The matter came up before the quasi-judicial body SAT after two Sahara group companies -- Sahara India Real Estate Corporation and Sahara Housing Investment Corporation – had appealed against an order by Sebi to refund the money raised through an issue of optionally fully convertible debentures.
Nariman argued that the Securities and Exchange Board of India (Sebi) had no jurisdiction and its provisions do not apply on his client's bonds, unless securities are listed.
He argued that every issue regarding Sahara's red herring prospectus must be dealt with the Corporate Affairs Ministry and the Registrar of Companies (RoC).
"The only competent authority is the RoC. It is not Sebi at all and therefore its guidelines don't apply on us.
The Sebi board says my client is guilty of violating Section 117. But I say Sebi has no jurisdiction and that it has misunderstood its authority.
"Besides, the Company Law Board and Sebi could not have worked without consulting each other.
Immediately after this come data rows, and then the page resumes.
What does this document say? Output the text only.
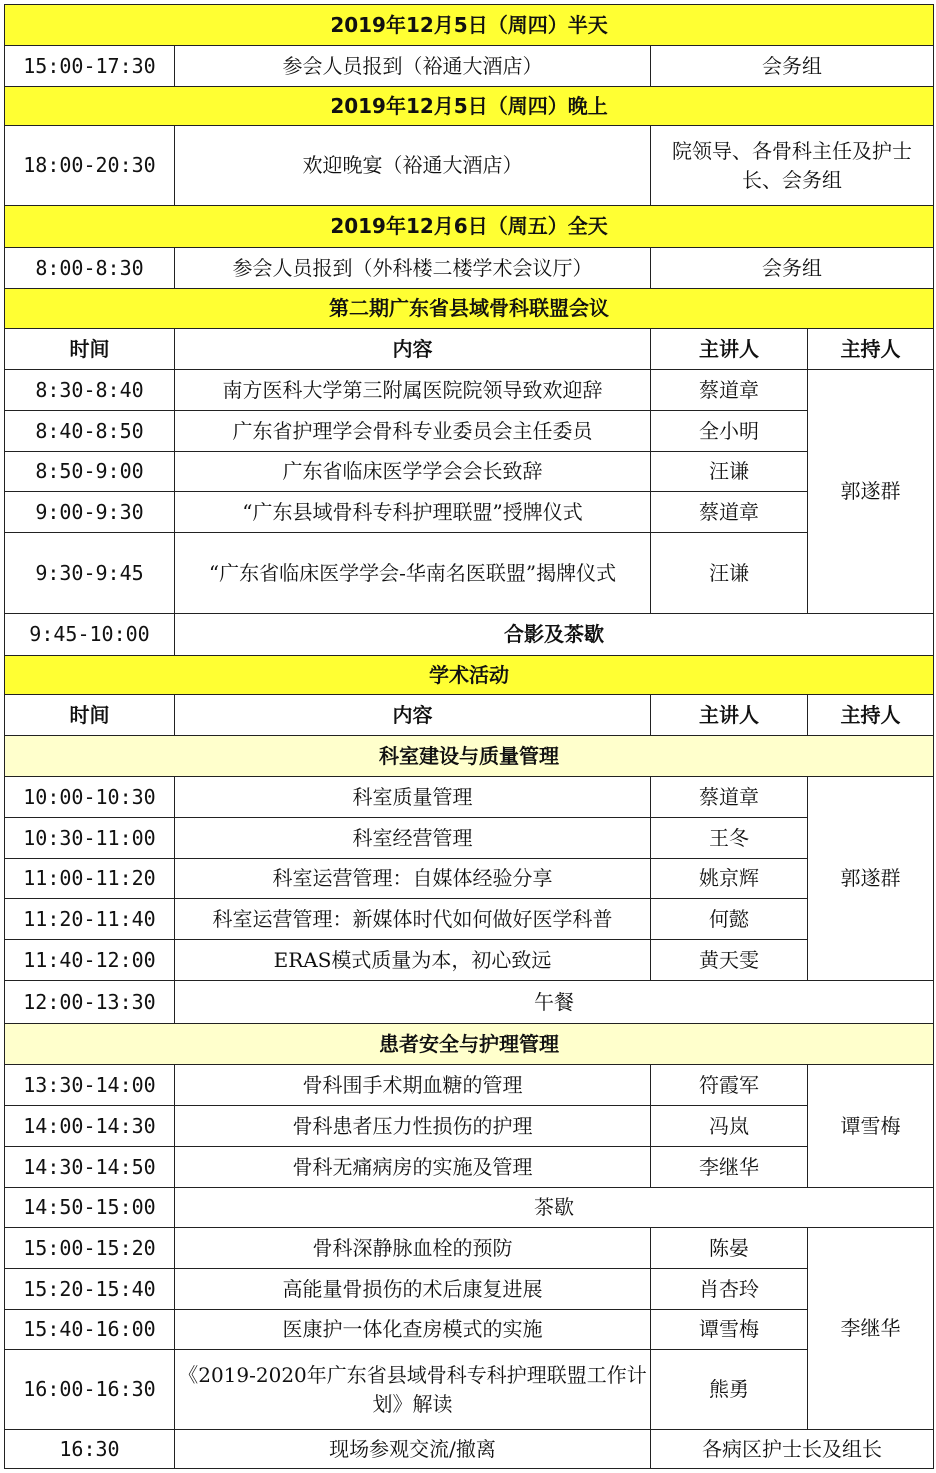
2019年12月5日（周四）半天			
15:00-17:30	参会人员报到（裕通大酒店）	会务组	
2019年12月5日（周四）晚上			
18:00-20:30	欢迎晚宴（裕通大酒店）	院领导、各骨科主任及护士长、会务组	
2019年12月6日（周五）全天			
8:00-8:30	参会人员报到（外科楼二楼学术会议厅）	会务组	
第二期广东省县域骨科联盟会议			
时间	内容	主讲人	主持人
8:30-8:40	南方医科大学第三附属医院院领导致欢迎辞	蔡道章	郭遂群
8:40-8:50	广东省护理学会骨科专业委员会主任委员	全小明	
8:50-9:00	广东省临床医学学会会长致辞	汪谦	
9:00-9:30	“广东县域骨科专科护理联盟”授牌仪式	蔡道章	
9:30-9:45	“广东省临床医学学会-华南名医联盟”揭牌仪式	汪谦	
9:45-10:00	合影及茶歇		
学术活动			
时间	内容	主讲人	主持人
科室建设与质量管理			
10:00-10:30	科室质量管理	蔡道章	郭遂群
10:30-11:00	科室经营管理	王冬	
11:00-11:20	科室运营管理：自媒体经验分享	姚京辉	
11:20-11:40	科室运营管理：新媒体时代如何做好医学科普	何懿	
11:40-12:00	ERAS模式质量为本，初心致远	黄天雯	
12:00-13:30	午餐		
患者安全与护理管理			
13:30-14:00	骨科围手术期血糖的管理	符霞军	谭雪梅
14:00-14:30	骨科患者压力性损伤的护理	冯岚	
14:30-14:50	骨科无痛病房的实施及管理	李继华	
14:50-15:00	茶歇		
15:00-15:20	骨科深静脉血栓的预防	陈晏	李继华
15:20-15:40	高能量骨损伤的术后康复进展	肖杏玲	
15:40-16:00	医康护一体化查房模式的实施	谭雪梅	
16:00-16:30	《2019-2020年广东省县域骨科专科护理联盟工作计划》解读	熊勇	
16:30	现场参观交流/撤离	各病区护士长及组长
They should have known.
It is impossible to run a government without inter-departmental correspondence. After all, they are supposed to work "in tandem" to protect investors' interests," Nariman said.
The SAT too agreed that Sebi itself had chosen not to regulate unlisted companies. Nariman also questioned why they are not entitled to a copy of the investigative report as charges are based on it.
He also pointed out that out of 66 lakh of investors, the investigative report has picked up the case of only two investors to try and demolish Sahara's private placement of optionally fully convertible debentures (OFCDs).
However, Sebi counsel Arvind P Datar argued that OFCDs are a "hybrid" instrument in the sense that it is a debenture or debt instrument for 119 months, and on the 120th month when it is converted to shares, it becomes equity.
"My submission is that the Sahara has not disclosed everything. They tried to term it as a "private" placement, when it was actually a public issue. The RoC giving the group a certificate is not approval of their act," Datar said.
He also cited an instance where Sahara India Real Estate Corporation's directors who are sons of the Group chairman, resigned merely two days prior to the extraordinary general meeting.
"The company had no whole time directors. Three months prior to the resolution to raise money through OFCDs, the company's fixed assets were nil and its net current assets were merely Rs 6,54,000. Its debit balance is nothing but losses carried forwarded.
"A loss-making company with a paid up capital of merely Rs 10 lakh, wanted to raise Rs 20,000 crore! We don't know when it began raising deposits. When the Ministry of Corporate Affairs asked them about deposits raised, they said that they will furnish details after the issue," the Sebi counsel said.
Citing documents, he argued that there are so many "introducers" who have affixed signature, but whose address proof were not furnished. Besides, computer code numbers were also assigned to these introducers. He also pointed out aspects which were not mentioned by the company's red herring prospectus. All this shows that these debentures were issued to the public and that it was not a private placement.
The tribunal will continue to hear the arguments tomorrow.